The other world-beating dish at Holy Smoke is the rotisserie chicken, cracklingly crisp of skin and juicy (even the white meat). A whole bird is $17 and comes with rice and fries, but I’d swap out the ho-hum fries for black beans.
You’d expect a great burger at a place like this and the Izzy burger comes close, with its extravagant topping of mushrooms, bacon, mozzarella and Cheddar. But the beef was too lean, its flavor overwhelmed by the taste of char and the toppings it was laboring under.
Despite the name — and despite the fact that it took over the space that used to be Tennessee Jeds barbecue (since relocated to Lindenhurst) — Holy Smoke does not have a smoker. That’s not a problem for the brisket, which is braised to shimmering succulence and can be had as a dinner platter or in a ciabatta roll topped with melted mozzarella. The ribs, however, are overcooked and drenched in sauce.

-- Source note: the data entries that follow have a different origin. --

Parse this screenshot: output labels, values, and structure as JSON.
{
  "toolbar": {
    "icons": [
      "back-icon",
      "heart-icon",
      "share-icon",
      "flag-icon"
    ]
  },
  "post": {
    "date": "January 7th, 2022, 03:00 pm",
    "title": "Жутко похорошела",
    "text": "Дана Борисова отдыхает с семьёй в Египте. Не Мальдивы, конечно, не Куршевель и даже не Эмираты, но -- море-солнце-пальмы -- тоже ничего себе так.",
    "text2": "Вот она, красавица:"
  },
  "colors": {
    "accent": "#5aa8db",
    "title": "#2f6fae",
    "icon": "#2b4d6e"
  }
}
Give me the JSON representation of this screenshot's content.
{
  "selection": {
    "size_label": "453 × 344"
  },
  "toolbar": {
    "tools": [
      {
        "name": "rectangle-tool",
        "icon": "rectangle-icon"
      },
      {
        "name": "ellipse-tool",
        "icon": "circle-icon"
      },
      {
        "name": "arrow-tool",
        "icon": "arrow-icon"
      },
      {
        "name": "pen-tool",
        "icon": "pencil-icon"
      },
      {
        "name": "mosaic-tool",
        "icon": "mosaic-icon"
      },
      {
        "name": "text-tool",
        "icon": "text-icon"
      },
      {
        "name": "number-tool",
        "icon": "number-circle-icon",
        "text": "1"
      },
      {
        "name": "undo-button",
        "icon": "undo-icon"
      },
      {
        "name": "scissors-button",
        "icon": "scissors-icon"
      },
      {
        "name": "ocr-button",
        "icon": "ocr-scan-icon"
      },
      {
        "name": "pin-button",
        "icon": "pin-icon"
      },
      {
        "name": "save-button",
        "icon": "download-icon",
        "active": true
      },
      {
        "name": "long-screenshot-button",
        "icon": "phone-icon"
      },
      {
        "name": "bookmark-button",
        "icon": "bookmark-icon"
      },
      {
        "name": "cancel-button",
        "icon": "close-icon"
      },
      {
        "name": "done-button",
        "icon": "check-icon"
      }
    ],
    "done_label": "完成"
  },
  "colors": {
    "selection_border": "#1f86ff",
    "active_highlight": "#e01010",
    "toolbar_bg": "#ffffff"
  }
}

No meat? No problem. The children’s menu lists “Minnie Mouse macaroni & cheese,” which is highly recommended for all ages. Not that these elbows were covered in Velveeta: Zavala uses a very adult blend of Cheddar and Gruyere and, like the mashed potatoes, tasted like what a great home cook would make for guests he cared about.
If you’re bent on fish, grilled shrimp are big and tasty; fish and chips (the fried fillets are breaded rather than battered) is fine; calamari is a pass; salads, while generous, are joyless.
If you have room for dessert, order the devilishly moist tres leches cake, a hefty slab inundated by three kinds of milk and gilded with florets of whipped cream.
Holy Smoke is decorated in a style I’d call farmhouse cheeky — lots of corrugated metal and livestock imagery — and, on a cold winter night, the lack of a vestibule means there are periodic blasts of cold air coming from the front door. But manager Tanya Lugo not only offers a warm welcome, she brings every customer a free cup of hot soup.